A short response to a tall issue

I’m currently around 6 feet 2 inches barefoot, 180-ish pounds, and am taller than most people I come across.

With that being said, you may be wondering if I’m self-conscious about my height.

Well, the answer is a little more complicated than you might expect.

Growing up, I went to a high school at which the average student height was around 6 foot even. That’s more than the average U.S. male height, which is approximately 5 feet 9 inches.

But Patrick, I thought the average American male height was 5 feet 10 inches? You’ve totally got your facts mixed up.

According to the National Health and Nutrition Examination Survey, which was conducted from 2007 to 2010, the average height for a U.S. adult male is 69.1 inches tall – 5 foot 9 inches, give or take the 4 extra centimeters. That’s one inch shorter than what every doctor I’ve ever visited has said the average male height was!

Why is this important, though?

The answer is simple – almost every single person who claims to be my height is often 1-2 inches shorter than I am.

But why is this the case?

Personally, I think it’s better to answer this question with a contrasting question, rather than a statement.

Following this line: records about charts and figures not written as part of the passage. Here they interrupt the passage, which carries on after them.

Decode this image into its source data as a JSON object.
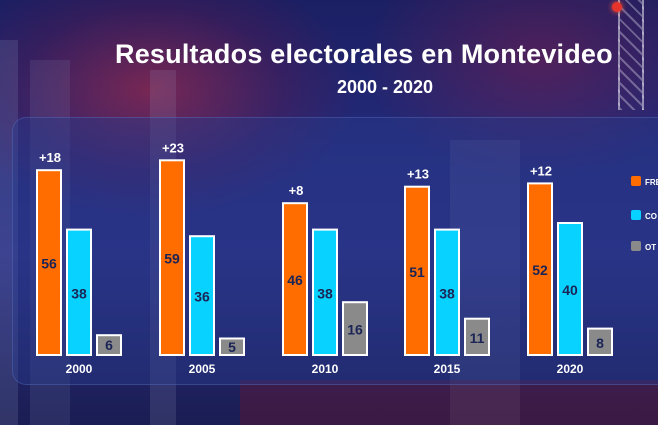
{
  "colors": {
    "frente": "#ff6d00",
    "coalicion": "#08d2ff",
    "otros": "#8a8a8a",
    "value_text": "#1b2456",
    "label_text": "#ffffff"
  },
  "chart_data": {
    "type": "bar",
    "title": "Resultados electorales en Montevideo",
    "subtitle": "2000 - 2020",
    "categories": [
      "2000",
      "2005",
      "2010",
      "2015",
      "2020"
    ],
    "series": [
      {
        "name": "FRE",
        "values": [
          56,
          59,
          46,
          51,
          52
        ]
      },
      {
        "name": "CO",
        "values": [
          38,
          36,
          38,
          38,
          40
        ]
      },
      {
        "name": "OT",
        "values": [
          6,
          5,
          16,
          11,
          8
        ]
      }
    ],
    "differences": [
      "+18",
      "+23",
      "+8",
      "+13",
      "+12"
    ],
    "legend_position": "right",
    "ylim": [
      0,
      60
    ],
    "grid": false
  }
}
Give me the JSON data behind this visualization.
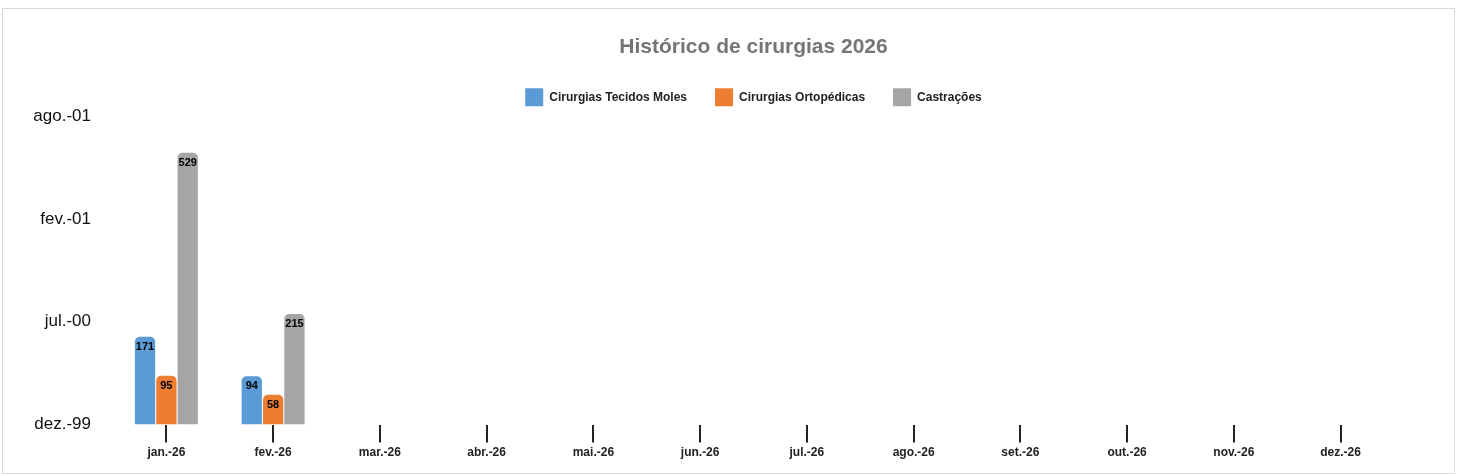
{
  "chart_data": {
    "type": "bar",
    "title": "Histórico de cirurgias 2026",
    "categories": [
      "jan.-26",
      "fev.-26",
      "mar.-26",
      "abr.-26",
      "mai.-26",
      "jun.-26",
      "jul.-26",
      "ago.-26",
      "set.-26",
      "out.-26",
      "nov.-26",
      "dez.-26"
    ],
    "series": [
      {
        "name": "Cirurgias Tecidos Moles",
        "color": "#5b9bd5",
        "values": [
          171,
          94,
          null,
          null,
          null,
          null,
          null,
          null,
          null,
          null,
          null,
          null
        ]
      },
      {
        "name": "Cirurgias Ortopédicas",
        "color": "#ed7d31",
        "values": [
          95,
          58,
          null,
          null,
          null,
          null,
          null,
          null,
          null,
          null,
          null,
          null
        ]
      },
      {
        "name": "Castrações",
        "color": "#a5a5a5",
        "values": [
          529,
          215,
          null,
          null,
          null,
          null,
          null,
          null,
          null,
          null,
          null,
          null
        ]
      }
    ],
    "annotations": [
      "ago.-01",
      "fev.-01",
      "jul.-00",
      "dez.-99"
    ],
    "grid": false,
    "legend": "top",
    "data_labels": true
  }
}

Have you ever thought of telling people the truth about your height? 

Even if you’re short, wouldn’t you like your possible soon-to-be special-someone to know you are not self-conscious about your body image?

Pretty much everyone I meet seems to add their shoes onto their total height. And let’s be truthful – you probably do it, too.

Nowadays, people are more obsessed about their height than ever before. But there’s a reason for this phenomenon.

Let’s take a step back for a moment.

All people want to be recognized. It’s the human condition. But if someone is in a class of 25, there is only about a 4% chance they’ll be the best student in the class.

As you might be able to tell, judging by this brief example, everyone strives to be noticed, or stand above their peers. And height – above all else – is what people believe differentiates them from everyone.

The same goes for dating.

Let’s say a guy is trying to impress a girl. What’s the first thing that he mentions to her?

His height, of course!

Whether you’re 5 foot 4 inches or 7 feet tall, many people feel insecure about their height. – and insecurity is what drives people to wear 6-inch boots or heels.

From what I’ve observed on campus, there is often only a 5-inch difference between the two partners. And take into account that the average American woman is 5 feet 4 inches, only 5 inches shorter than the average man.

If you do the math, the average couple’s heights, from what I’ve seen, are not too different from one another, although, that’s definitely not the case with every relationship.

With all that being said, am I self-conscious about my height?

To be quite honest with you – yes and no.

I don’t obsess over height, but I get very uneasy when I’m the tallest person in the room. And that happens quite a lot more often than you would expect.

Height is something that is both a gift and a curse. It can either help people gain popularity or become the subject of vicious bullying.

Even though I occasionally feel uncomfortable about my so-called “gift,” I still have a burning desire not to let it get in my way. 

Height doesn’t define who you are – it’s your mindset that does.

And by the way, I play mini-golf, not basketball.